One thing that will help you keep track of the students and keep them on track as well is to keep a running record of their progress. A Hipster PDA (discussed elsewhere on this site) is one way. A spread sheet is another. Decide before the course starts which low-level results/behaviors/activities are to be encouraged and valued and keep a record of these for each team, each day. A check mark is all that is needed for many things, though occasionally a written note (to them and/or to yourself) might be valuable. It is a continuing and cumulative process, not an all-or nothing evaluation at the end.
If students work in teams you can also keep yourself aware of each student's contributions to the team simply by listening to how they interact when you confer with the team. A quick notation on an index card captures your impressions for re-confirmation later.
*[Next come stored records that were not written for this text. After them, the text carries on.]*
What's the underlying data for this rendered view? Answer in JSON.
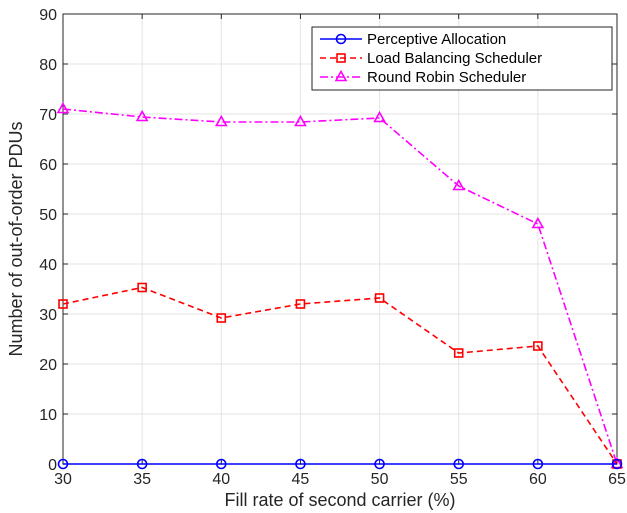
{
  "chart_data": {
    "type": "line",
    "title": "",
    "xlabel": "Fill rate of second carrier (%)",
    "ylabel": "Number of out-of-order PDUs",
    "x": [
      30,
      35,
      40,
      45,
      50,
      55,
      60,
      65
    ],
    "xlim": [
      30,
      65
    ],
    "ylim": [
      0,
      90
    ],
    "xticks": [
      30,
      35,
      40,
      45,
      50,
      55,
      60,
      65
    ],
    "yticks": [
      0,
      10,
      20,
      30,
      40,
      50,
      60,
      70,
      80,
      90
    ],
    "grid": true,
    "legend_position": "top-right",
    "series": [
      {
        "name": "Perceptive Allocation",
        "values": [
          0,
          0,
          0,
          0,
          0,
          0,
          0,
          0
        ],
        "color": "#0000ff",
        "line_style": "solid",
        "marker": "circle"
      },
      {
        "name": "Load Balancing Scheduler",
        "values": [
          32,
          35.3,
          29.2,
          32,
          33.2,
          22.2,
          23.6,
          0
        ],
        "color": "#ff0000",
        "line_style": "dashed",
        "marker": "square"
      },
      {
        "name": "Round Robin Scheduler",
        "values": [
          71,
          69.4,
          68.4,
          68.4,
          69.2,
          55.6,
          48,
          0
        ],
        "color": "#ff00ff",
        "line_style": "dash-dot",
        "marker": "triangle"
      }
    ]
  }
}
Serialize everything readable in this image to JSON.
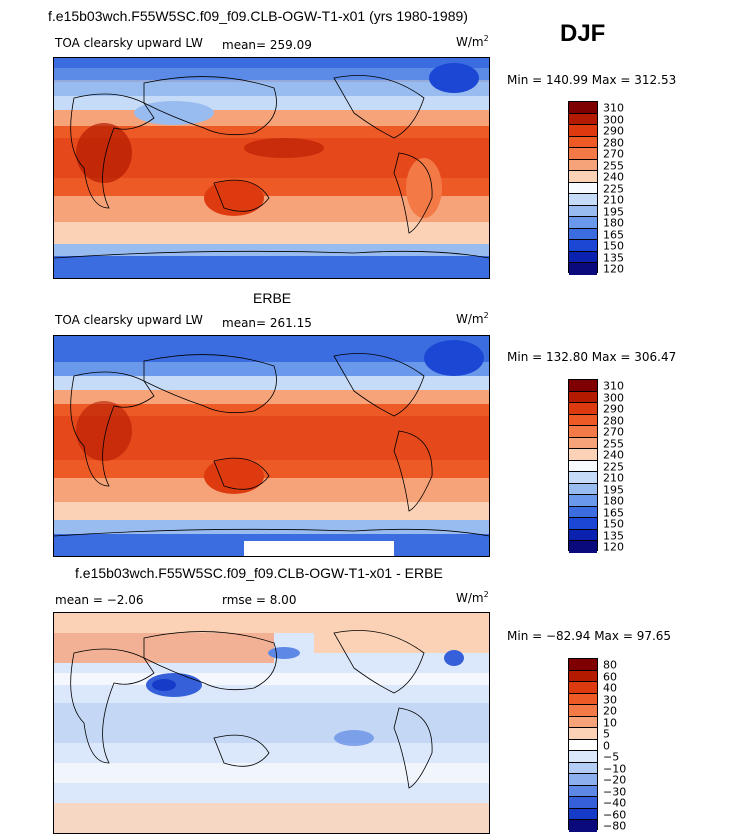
{
  "header": {
    "main_title": "f.e15b03wch.F55W5SC.f09_f09.CLB-OGW-T1-x01 (yrs 1980-1989)",
    "season": "DJF"
  },
  "units": {
    "base": "W/m",
    "exp": "2"
  },
  "panels": [
    {
      "title": "",
      "variable": "TOA clearsky upward LW",
      "stat1": "mean= 259.09",
      "stat2": "",
      "minmax": "Min = 140.99 Max = 312.53",
      "levels": [
        "310",
        "300",
        "290",
        "280",
        "270",
        "255",
        "240",
        "225",
        "210",
        "195",
        "180",
        "165",
        "150",
        "135",
        "120"
      ]
    },
    {
      "title": "ERBE",
      "variable": "TOA clearsky upward LW",
      "stat1": "mean= 261.15",
      "stat2": "",
      "minmax": "Min = 132.80 Max = 306.47",
      "levels": [
        "310",
        "300",
        "290",
        "280",
        "270",
        "255",
        "240",
        "225",
        "210",
        "195",
        "180",
        "165",
        "150",
        "135",
        "120"
      ]
    },
    {
      "title": "f.e15b03wch.F55W5SC.f09_f09.CLB-OGW-T1-x01 - ERBE",
      "variable": "",
      "stat1": "mean = −2.06",
      "stat2": "rmse = 8.00",
      "minmax": "Min = −82.94 Max = 97.65",
      "levels": [
        "80",
        "60",
        "40",
        "30",
        "20",
        "10",
        "5",
        "0",
        "−5",
        "−10",
        "−20",
        "−30",
        "−40",
        "−60",
        "−80"
      ]
    }
  ],
  "colors": {
    "abs_scale": [
      "#7e0000",
      "#b41a00",
      "#de3a10",
      "#ee5a26",
      "#f37a46",
      "#f7a37a",
      "#fbd2b6",
      "#f7fbff",
      "#c6dbf7",
      "#98bcf0",
      "#6a98ea",
      "#3b6ce0",
      "#1c46d4",
      "#0b22b0",
      "#0a0a7c"
    ],
    "diff_scale": [
      "#7e0000",
      "#b41a00",
      "#de3a10",
      "#ee5a26",
      "#f37a46",
      "#f7a37a",
      "#fbd2b6",
      "#ffffff",
      "#dbe8fb",
      "#b4cdf4",
      "#8cb0ee",
      "#5e88e6",
      "#3560da",
      "#163bc8",
      "#0a0a7c"
    ]
  },
  "chart_data": [
    {
      "type": "heatmap",
      "title": "TOA clearsky upward LW",
      "subtitle": "f.e15b03wch.F55W5SC.f09_f09.CLB-OGW-T1-x01 (yrs 1980-1989) — DJF",
      "units": "W/m^2",
      "mean": 259.09,
      "min": 140.99,
      "max": 312.53,
      "contour_levels": [
        120,
        135,
        150,
        165,
        180,
        195,
        210,
        225,
        240,
        255,
        270,
        280,
        290,
        300,
        310
      ]
    },
    {
      "type": "heatmap",
      "title": "ERBE",
      "units": "W/m^2",
      "mean": 261.15,
      "min": 132.8,
      "max": 306.47,
      "contour_levels": [
        120,
        135,
        150,
        165,
        180,
        195,
        210,
        225,
        240,
        255,
        270,
        280,
        290,
        300,
        310
      ]
    },
    {
      "type": "heatmap",
      "title": "f.e15b03wch.F55W5SC.f09_f09.CLB-OGW-T1-x01 - ERBE",
      "units": "W/m^2",
      "mean": -2.06,
      "rmse": 8.0,
      "min": -82.94,
      "max": 97.65,
      "contour_levels": [
        -80,
        -60,
        -40,
        -30,
        -20,
        -10,
        -5,
        0,
        5,
        10,
        20,
        30,
        40,
        60,
        80
      ]
    }
  ]
}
If you need to give advice on code quality you don't need to look at it all at once, but can look at fragments (one class, one method) in a review and get a sense about whether they have it right or not. You won't catch every flaw, but you aren't guaranteed to catch everything in an overall review either. If several teams are going wrong in the same way you can alter your "lectures" to guide them back. If a single team/student is off the rails you can focus your efforts there, instead. None of this requires that you capture everything in a repository or even that you comprehensively review their work.
If design is one of your goals, you can focus your daily review on that, warning them the day before that you need to see designs, either on paper or otherwise.
Even if you don't want the students to work in pairs/teams, you can still use a different form of teamwork. You can, for example, set up a rotating peer review system in which each student briefly confers with another on each student's work. Each can give advice to the other. I suggest that the advice be written, say on index cards, with both student's names listed as well as the questions/advice/etc. You can quickly review these cards and can give credit to both the one receiving the advice (for responding appropriately) and the one giving it (for being a good colleague). You can use this instead of conferring with the students/groups yourself on some or all days. Students can teach each other and will if you give them the opportunity and encourage good behavior.